What are high-quality neoantigens?

There are several components that define the quality of neoantigens, noted Balachandran. The researchers investigated two major aspects of quality. First, the high-quality neoantigens were defined by several characteristics, including certain structural properties defined by amino acid sequences that resemble pathogenic antigens, which the human immune system may be more geared towards recognizing, differential presentation to T cells, and others. Second, tumors of long-term survivors had 4-fold higher representation of neoantigens in the tumor antigen MUC16. “This suggested that neoantigens present in tumor antigens may be more immunogenic than the neoantigens in other regular proteins or passenger mutations,” he said.

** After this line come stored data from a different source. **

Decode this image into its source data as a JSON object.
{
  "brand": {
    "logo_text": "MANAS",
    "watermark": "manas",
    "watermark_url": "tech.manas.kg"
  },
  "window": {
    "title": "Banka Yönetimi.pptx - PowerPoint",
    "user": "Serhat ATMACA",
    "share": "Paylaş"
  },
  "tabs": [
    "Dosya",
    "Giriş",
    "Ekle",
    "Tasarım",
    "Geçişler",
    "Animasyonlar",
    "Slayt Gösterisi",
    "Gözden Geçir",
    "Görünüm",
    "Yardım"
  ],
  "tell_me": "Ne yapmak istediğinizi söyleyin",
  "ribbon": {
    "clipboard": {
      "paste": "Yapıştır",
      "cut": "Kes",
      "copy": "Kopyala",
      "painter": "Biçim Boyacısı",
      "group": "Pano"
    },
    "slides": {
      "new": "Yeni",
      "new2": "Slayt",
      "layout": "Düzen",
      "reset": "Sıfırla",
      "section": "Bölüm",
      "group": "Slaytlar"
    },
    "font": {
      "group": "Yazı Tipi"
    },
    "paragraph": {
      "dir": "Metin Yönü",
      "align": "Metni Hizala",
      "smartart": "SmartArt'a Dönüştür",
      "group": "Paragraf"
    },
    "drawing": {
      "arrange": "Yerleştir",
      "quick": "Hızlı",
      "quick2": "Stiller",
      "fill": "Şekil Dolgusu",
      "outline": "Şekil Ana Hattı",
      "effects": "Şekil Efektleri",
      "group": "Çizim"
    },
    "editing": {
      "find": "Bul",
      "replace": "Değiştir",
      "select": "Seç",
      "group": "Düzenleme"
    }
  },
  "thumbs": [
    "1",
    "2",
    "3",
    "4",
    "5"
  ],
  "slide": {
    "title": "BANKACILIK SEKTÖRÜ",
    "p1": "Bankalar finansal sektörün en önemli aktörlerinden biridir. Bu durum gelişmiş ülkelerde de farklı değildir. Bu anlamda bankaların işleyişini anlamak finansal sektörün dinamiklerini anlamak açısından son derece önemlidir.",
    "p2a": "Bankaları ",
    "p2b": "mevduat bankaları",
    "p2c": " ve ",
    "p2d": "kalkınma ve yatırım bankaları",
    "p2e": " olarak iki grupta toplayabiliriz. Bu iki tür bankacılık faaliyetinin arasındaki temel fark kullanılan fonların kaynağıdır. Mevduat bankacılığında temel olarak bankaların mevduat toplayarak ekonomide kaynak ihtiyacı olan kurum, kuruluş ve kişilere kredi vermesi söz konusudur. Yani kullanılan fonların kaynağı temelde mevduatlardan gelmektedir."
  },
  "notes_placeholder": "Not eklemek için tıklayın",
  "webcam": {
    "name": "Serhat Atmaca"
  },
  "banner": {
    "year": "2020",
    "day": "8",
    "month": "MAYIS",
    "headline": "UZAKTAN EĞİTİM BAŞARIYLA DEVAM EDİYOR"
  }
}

“Our studies point to the fact that while mutational load is a biomarker of response to immunotherapy, it can be improved upon,” Balachandran commented. In a related study, also published in Nature, investigators from Mount Sinai led by Benjamin Greenbaum, PhD, and at MSKCC, including Balachandran, did exactly this, demonstrating neoantigen quality could predict response to immunotherapy better than conventional biomarkers.

Neoantigen quality is a biomarker of survival in pancreatic ductal adenocarcinoma

Their hypothesis about the significance of neoantigen quality was further supported by the finding that in metastatic sites, the tumors eliminated the high-quality neoantigens that were present in primary tumors through immunoediting while low-quality neoantigen clones were expanded.

“The most striking finding of the paper was our extended analysis in seven very long-term patients living for a median of 10.5 years after surgery,” noted Balachandran.

The team found T cells recognizing neoantigens in the blood samples of the longest-surviving patients that were also present in their archival tumor samples excised several years ago. “These data suggest neoantigens are very potent in stimulating an immune response because we could detect T cells recognizing them in the blood up to 12 years after treatment,” he said. “High-quality neoantigens could therefore be utilized in developing personalized vaccine-based therapies.”

The investigators are using these new results to design vaccination strategies and conduct clinical trials, in collaboration with Genentech and BioNTech, to evaluate personalized cancer neoantigen vaccines in a spectrum of cancers, including pancreatic cancer and melanoma.

Data from this study were also presented at the Third CRI-CIMT-EATI-AACR International Cancer Immunotherapy Conference: Translating Science into Survival, held Sept. 6–9 in Mainz/Frankfurt, Germany.

Additional support for the study came from the National Institutes of Health, the Pancreatic Cancer Research Fund, the Damon Runyon Clinical Investigator Award, the National Science Foundation, the V Foundation, the Parker Institute for Cancer Immunotherapy, Cycle for Survival, and the Marie-Josée and Henry R. Kravis Center for Molecular Oncology.